Jogja Sleman Bantul Gunungkidul Kulon Progo Sport Jogja 24 Jam Weekend Jateng Nusantara Internasional Ekonomi Education Expo Ramadan Sosok Opini Visual Report Urban Legend

Empat Komoditas Naik di Pasar Tradisional Gunungkidul, Harga Cabai dan Bawang Merah Picu Lonjakan

Yusuf Bastiar • Selasa, 5 Mei 2026 | 21:30 WIB
TERSEDIA: Penjual saat menjajakan berbagai macam komoditas pangan di Pasar Argosari Senin (20/4). (Yusuf Bastiar/Radar Jogja)
TERSEDIA: Penjual saat menjajakan berbagai macam komoditas pangan di Pasar Argosari Senin (20/4). (Yusuf Bastiar/Radar Jogja)

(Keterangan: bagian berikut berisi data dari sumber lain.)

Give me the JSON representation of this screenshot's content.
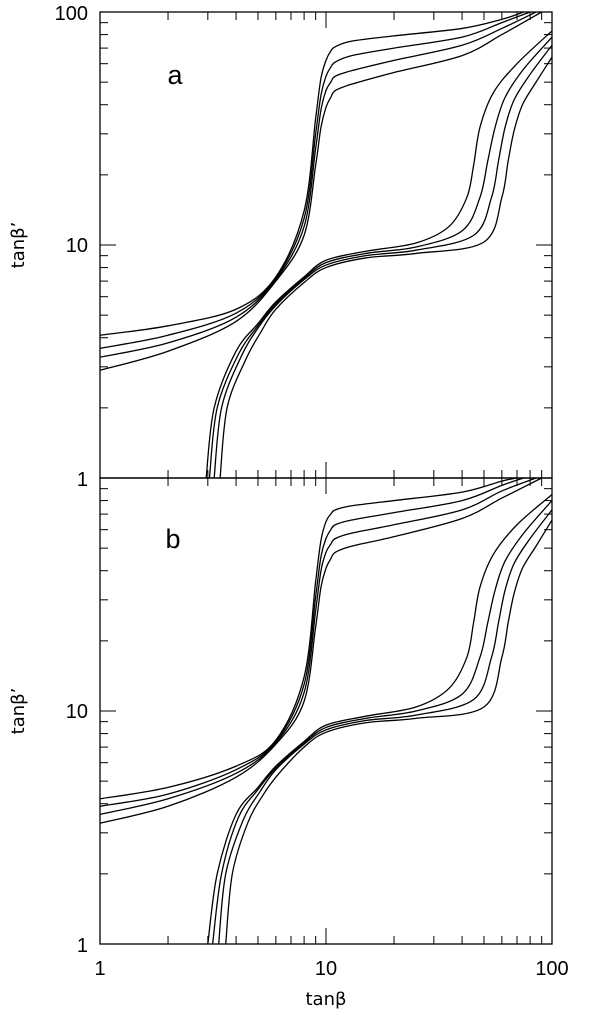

GUNUNGKIDUL - Perkembangan harga kebutuhan pokok di Kabupaten Gunungkidul menunjukkan dinamika pada awal Mei 2026. Dinas Perdagangan dan Tenaga Kerja (Disdagnaker) Gunungkidul mencatat empat komoditas yang mengalami kenaikan harga. Dengan cabai dan bawang merah menjadi penyumbang utama lonjakan.

Kepala Bidang Perdagangan Disdagnaker Gunungkidul Ris Heryani mengungkapkan, kenaikan paling mencolok terjadi pada cabai rawit merah yang kini menembus Rp 65.000 per kilogram atau naik Rp 15.000. Selain itu, cabai besar merah juga mengalami kenaikan menjadi Rp 45.000 per kilogram atau naik Rp 5.000.

Baca Juga: Jaga Ketahanan Pangan, Pemkot Jogja Siapkan Gerakan Pasar Murah Sasar 14 Kemantren hingga November

“Selain cabai, bawang merah juga mengalami kenaikan menjadi Rp 40.000 per kilogram atau naik Rp 4.000,” ujarnya kemarin (5/5).

Sementara itu, komoditas lain yang turut naik adalah daging ayam ras. Harga daging ayam tercatat berada di angka Rp 37.000 per kilogram atau mengalami kenaikan sekitar Rp 2.000 dibanding sebelumnya.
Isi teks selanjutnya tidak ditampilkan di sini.